I’ve been thinking about the Danish cartoon row during the course of reading today, and I find it a difficult problem to deal with. My automatic response is to side with the Danes and others who are protecting the ideal of freedom of speech. It seems outside all proportion to be threatening violence in response to political cartoons.
That said, I really can’t imagine a mindset from which the simple depiction of a figure in such a way could create such outrage. The satirical modification of various symbols and icons is part of the stock and trade of western media and art. While such depictions can sometimes exceed the bounds of good taste, it’s hard to imagine them creating genuine anger – at least among the relatively level headed. Because I can’t imagine such agitation being a legitimate response, it seems like a contrived or artificial over-inflation to me: a sub-conscious conclusion based upon my own assumptions rather than an understanding of the situation, from the perspective of many of those involved.

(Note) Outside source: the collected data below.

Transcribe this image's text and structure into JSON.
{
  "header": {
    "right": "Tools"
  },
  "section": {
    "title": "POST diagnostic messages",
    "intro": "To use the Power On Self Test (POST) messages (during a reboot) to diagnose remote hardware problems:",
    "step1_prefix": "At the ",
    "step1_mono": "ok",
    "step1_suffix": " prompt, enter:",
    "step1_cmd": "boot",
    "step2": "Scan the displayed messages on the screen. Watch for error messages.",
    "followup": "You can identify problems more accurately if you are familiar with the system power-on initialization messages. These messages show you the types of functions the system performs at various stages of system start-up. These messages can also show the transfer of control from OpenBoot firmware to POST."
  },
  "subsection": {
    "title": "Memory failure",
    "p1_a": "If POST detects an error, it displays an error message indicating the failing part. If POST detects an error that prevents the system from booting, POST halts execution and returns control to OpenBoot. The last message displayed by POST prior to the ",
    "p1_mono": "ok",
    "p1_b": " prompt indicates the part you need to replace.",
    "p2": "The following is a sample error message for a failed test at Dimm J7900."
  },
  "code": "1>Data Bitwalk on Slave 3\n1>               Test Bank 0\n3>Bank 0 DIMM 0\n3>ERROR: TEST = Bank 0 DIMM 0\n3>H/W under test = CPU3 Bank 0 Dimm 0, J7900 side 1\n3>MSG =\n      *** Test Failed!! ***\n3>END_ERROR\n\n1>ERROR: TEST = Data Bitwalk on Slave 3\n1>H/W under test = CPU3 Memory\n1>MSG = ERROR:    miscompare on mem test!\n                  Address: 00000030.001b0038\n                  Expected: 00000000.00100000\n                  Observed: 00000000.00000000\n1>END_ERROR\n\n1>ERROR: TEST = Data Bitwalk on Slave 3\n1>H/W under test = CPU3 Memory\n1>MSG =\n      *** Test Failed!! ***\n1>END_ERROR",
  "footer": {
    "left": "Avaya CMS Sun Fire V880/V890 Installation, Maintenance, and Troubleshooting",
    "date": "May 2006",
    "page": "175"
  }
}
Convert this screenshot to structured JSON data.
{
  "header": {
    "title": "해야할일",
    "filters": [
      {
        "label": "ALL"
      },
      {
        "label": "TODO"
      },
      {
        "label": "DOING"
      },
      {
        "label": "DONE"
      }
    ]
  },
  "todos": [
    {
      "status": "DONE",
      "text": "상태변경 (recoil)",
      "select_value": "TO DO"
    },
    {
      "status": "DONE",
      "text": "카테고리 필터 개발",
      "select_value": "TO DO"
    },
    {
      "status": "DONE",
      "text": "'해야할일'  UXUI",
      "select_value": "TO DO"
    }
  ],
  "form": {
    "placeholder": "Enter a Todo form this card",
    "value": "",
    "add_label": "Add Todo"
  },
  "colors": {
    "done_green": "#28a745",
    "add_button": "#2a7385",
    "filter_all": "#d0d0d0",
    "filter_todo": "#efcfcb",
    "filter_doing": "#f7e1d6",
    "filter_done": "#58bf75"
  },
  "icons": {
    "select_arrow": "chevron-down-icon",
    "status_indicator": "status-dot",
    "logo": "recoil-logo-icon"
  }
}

The biggest question raised is about the appropriate boundaries on religious tolerance. At what point can we legitimately call a belief that someone holds unacceptable, at least insofar as it isn’t allowable to act upon it. A religious duty to make human sacrifices, for instance, few people would object to curtailing. On a matter like this, where there is a genuine schism of values between different groups, it’s much more difficult to make that kind of a call.
To me, it seems as though mature ideologies – whether political, ethical, religious, or otherwise – need to be able to stand up to legitimate criticism. That’s perhaps the defining characteristic of their maturity. While it may be incredible patronizing to say that Islam needs to develop an internal dialogue about the direction it is to take in the future, it still seems to me that such is the case. I hasten to add that a similar dialogue is necessary on the part of other ideologies that serve as a source of normative directions about how to behave in the world. Just like we need to rethink nationalism (if not abolish it entirely), there must be self reflection and fairness within ideologies that expect respect from those outside of them.
All in all, it’s an area I feel particularly hesitant about. I would be especially interested to hear what people think.